Take the rat-a-tat-tat of today’s price jumps at supermarkets and chain restaurants. They make you want to race to the cash register before they raise prices again.
No, no cry the CEOs of food giants, it’s not us, it’s “supply chain disruptions.” Then corporate politicians and economists chime in with old platitudes about the invisible hand of “supply and demand” while media know-nothings pile on, blathering about “ne’er-do-wells” causing a labor shortage.
But that’s hogwash — your suspicions are right: It’s plain old price fixing by avaricious food monopolies.
Top executives even brag about it when talking to their bankers and stockholders. McDonald’s, for example, recently told investors that “strategic menu price increases” in the past three months had boosted profits by 63 percent.
Big Mac’s CEO exulted: “I’m really proud of how our system has executed pricing.” Never mind that it’s their customers being executed.

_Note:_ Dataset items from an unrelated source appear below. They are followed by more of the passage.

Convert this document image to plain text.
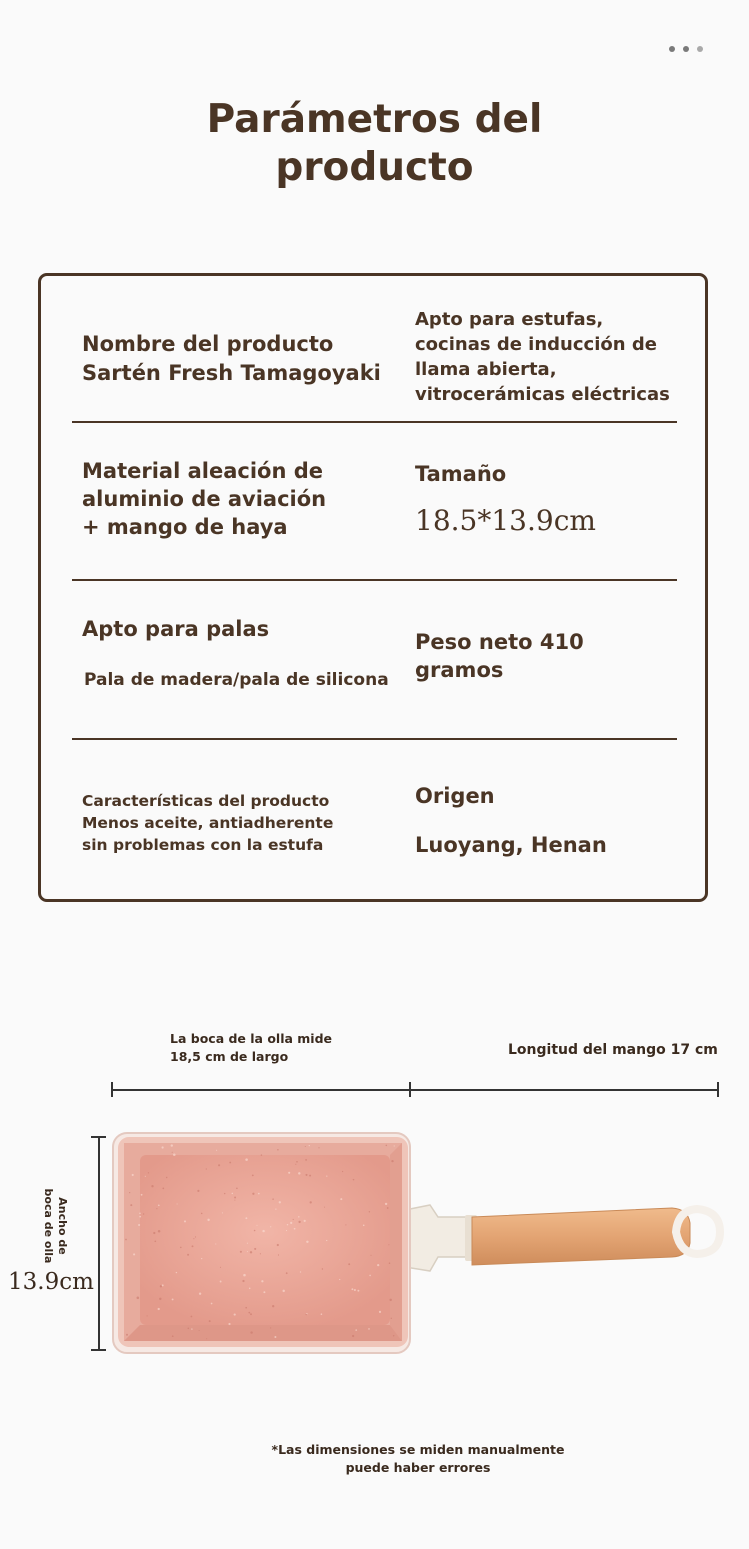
Parámetros del
producto
Nombre del producto
Sartén Fresh Tamagoyaki
Apto para estufas,
cocinas de inducción de
llama abierta,
vitrocerámicas eléctricas
Material aleación de
aluminio de aviación
+ mango de haya
Tamaño
18.5*13.9cm
Apto para palas
Pala de madera/pala de silicona
Peso neto 410
gramos
Características del producto
Menos aceite, antiadherente
sin problemas con la estufa
Origen
Luoyang, Henan
La boca de la olla mide
18,5 cm de largo	Longitud del mango 17 cm
Ancho de
boca de olla
13.9cm
*Las dimensiones se miden manualmente
puede haber errores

Well, say free-market proselytizers,” just buy from a competitor. But in nearly all segments of today’s food economy, a handful of giants control the market — with each one in on the fix.
For example, Chipotle, a McDonald’s rival, also jacked up prices in the same three-month period, manufacturing an 84 percent profit increase. Its CEO then gloated to Wall Streeters: “I think we’ve demonstrated we do have pricing power.”
By the way, these same giants are also fattening their profits by ripping off their workers.
The federal poverty level is now $25,000 a year, with fast-food workers typically getting only $3,000 a year more than that bare minimum for a 40-hour week. But profiteering executives hold each worker to about 26 hours a week, creating a sub-poverty labor force for this multi-billion-dollar industry.